​Decisive moment: on Chhattisgarh anti-Naxal operation

In a blow to the outlawed Communist Party of India (Maoist), its general secretary was killed in security operations in Chhattisgarh on Wednesday. The elimination of Namballa Keshav Rao, alias Basavaraju, is perhaps the biggest blow to the insurgents since the death of Cherukuri Rajkumar, the then CPI (Maoist) spokesperson in 2010, also in a security operation. Basavaraju, who had been the head of the party’s central military commission before becoming the general secretary in 2018, had masterminded several attacks against paramilitary and police forces. His rise within the CPI (Maoist) marked the insurgents’ reiteration of its militarist strategy, to continue their “protracted peoples’ war” as against the alternative of political struggle and agitations to achieve their aims. His death — a number of Maoist personnel have been killed in the last couple of years — represents the failure of this strategy. Home Minister Amit Shah has been on record to say that the government is keen to overcome the Maoist threat by 2026 and Basavaraju’s killing would suggest a major win. The fact that the Maoists had reportedly sought peace talks, even while continuing their armed struggle, calls into question whether the Maoist leaders and activists could have been apprehended rather than eliminated. The surrender of Maoist cadres in recent days is also a case in point. But it is also well understood that the senior Maoist cadre, with roots in the People’s War naxalite movement in united Andhra Pradesh, have shown little inclination to give up their armed struggle and such “encounters” are perhaps inevitable.
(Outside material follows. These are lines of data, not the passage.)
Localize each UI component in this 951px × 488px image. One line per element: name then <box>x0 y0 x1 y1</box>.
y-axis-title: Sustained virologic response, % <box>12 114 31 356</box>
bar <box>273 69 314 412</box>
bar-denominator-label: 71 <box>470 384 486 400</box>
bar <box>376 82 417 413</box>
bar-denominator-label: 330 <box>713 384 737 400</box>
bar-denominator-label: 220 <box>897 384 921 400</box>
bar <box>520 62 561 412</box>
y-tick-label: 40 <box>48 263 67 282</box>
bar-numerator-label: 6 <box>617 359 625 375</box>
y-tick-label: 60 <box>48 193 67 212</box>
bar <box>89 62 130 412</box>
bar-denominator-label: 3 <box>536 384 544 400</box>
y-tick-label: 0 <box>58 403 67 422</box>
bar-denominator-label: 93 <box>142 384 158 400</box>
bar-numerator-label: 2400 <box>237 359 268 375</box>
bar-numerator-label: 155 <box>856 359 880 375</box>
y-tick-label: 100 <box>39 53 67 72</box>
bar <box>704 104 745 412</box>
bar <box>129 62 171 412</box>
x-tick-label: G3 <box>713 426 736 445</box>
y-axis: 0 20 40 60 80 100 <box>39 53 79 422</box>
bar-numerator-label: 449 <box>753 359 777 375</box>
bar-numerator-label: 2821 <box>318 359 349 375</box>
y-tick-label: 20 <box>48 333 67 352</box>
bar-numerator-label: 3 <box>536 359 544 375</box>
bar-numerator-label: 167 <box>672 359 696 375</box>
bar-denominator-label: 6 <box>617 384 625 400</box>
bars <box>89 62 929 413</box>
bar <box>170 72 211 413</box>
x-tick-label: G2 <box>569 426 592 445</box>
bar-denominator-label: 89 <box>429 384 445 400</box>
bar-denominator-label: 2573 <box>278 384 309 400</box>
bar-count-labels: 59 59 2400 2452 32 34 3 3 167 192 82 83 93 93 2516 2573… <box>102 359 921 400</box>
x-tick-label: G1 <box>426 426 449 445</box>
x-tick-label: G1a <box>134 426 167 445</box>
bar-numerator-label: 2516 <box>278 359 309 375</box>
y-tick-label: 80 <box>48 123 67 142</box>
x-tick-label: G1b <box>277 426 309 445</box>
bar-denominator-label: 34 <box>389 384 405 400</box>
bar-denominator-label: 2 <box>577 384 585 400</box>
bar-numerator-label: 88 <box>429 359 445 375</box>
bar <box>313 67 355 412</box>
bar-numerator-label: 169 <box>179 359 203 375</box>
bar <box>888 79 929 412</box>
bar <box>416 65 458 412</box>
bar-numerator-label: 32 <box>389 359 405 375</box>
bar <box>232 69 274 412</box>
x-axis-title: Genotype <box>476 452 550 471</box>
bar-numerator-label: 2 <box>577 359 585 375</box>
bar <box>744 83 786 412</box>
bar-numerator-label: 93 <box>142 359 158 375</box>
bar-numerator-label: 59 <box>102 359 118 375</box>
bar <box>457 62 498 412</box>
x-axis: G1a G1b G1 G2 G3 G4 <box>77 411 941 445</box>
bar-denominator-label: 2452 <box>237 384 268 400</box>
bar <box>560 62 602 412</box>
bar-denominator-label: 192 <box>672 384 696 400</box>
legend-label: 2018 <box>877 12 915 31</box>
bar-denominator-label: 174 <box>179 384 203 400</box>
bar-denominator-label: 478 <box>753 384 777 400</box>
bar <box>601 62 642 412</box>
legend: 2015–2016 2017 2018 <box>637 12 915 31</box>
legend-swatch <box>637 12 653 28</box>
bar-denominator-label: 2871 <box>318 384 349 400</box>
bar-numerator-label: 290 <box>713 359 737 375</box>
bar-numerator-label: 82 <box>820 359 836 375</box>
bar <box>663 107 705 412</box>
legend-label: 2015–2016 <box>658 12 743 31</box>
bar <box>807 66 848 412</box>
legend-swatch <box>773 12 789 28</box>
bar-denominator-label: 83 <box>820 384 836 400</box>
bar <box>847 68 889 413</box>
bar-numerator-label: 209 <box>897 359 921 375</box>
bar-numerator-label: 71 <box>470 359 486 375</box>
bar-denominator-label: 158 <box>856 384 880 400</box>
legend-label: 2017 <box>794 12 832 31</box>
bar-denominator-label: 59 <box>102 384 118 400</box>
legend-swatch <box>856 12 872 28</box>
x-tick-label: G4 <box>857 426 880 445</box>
In recent years, and according to the Maoists’ own admission, there has been a significant reduction in recruitment by the insurgents, with flagging support from the tribal population in south Chhattisgarh. Tribal youth, many of whom have experienced enormous suffering in the decades-long insurgency, are no longer inclined to adhere to the radical agenda of the Maoists. The group’s poor understanding of the Indian state and its complete rejection of the electoral process as a “mere facade” have found fewer takers in the forested areas that were hitherto inaccessible to the Indian government. With the government’s increased tribal welfare measures and outreach and its redoubled emphasis on defeating the guerilla warfare, the Maoists have seen an erosion of their limited military and support bases. With the death of senior leaders, the Maoist movement is surely gasping for survival, but the intensive security operations have also resulted in scores of tribal youth being killed. The government should use this situation to renew its call for peace talks to pressure the Maoists to abandon their armed struggle rather than continue the policy of “annihilation” as that could only engender fresh resentment among the tribal people.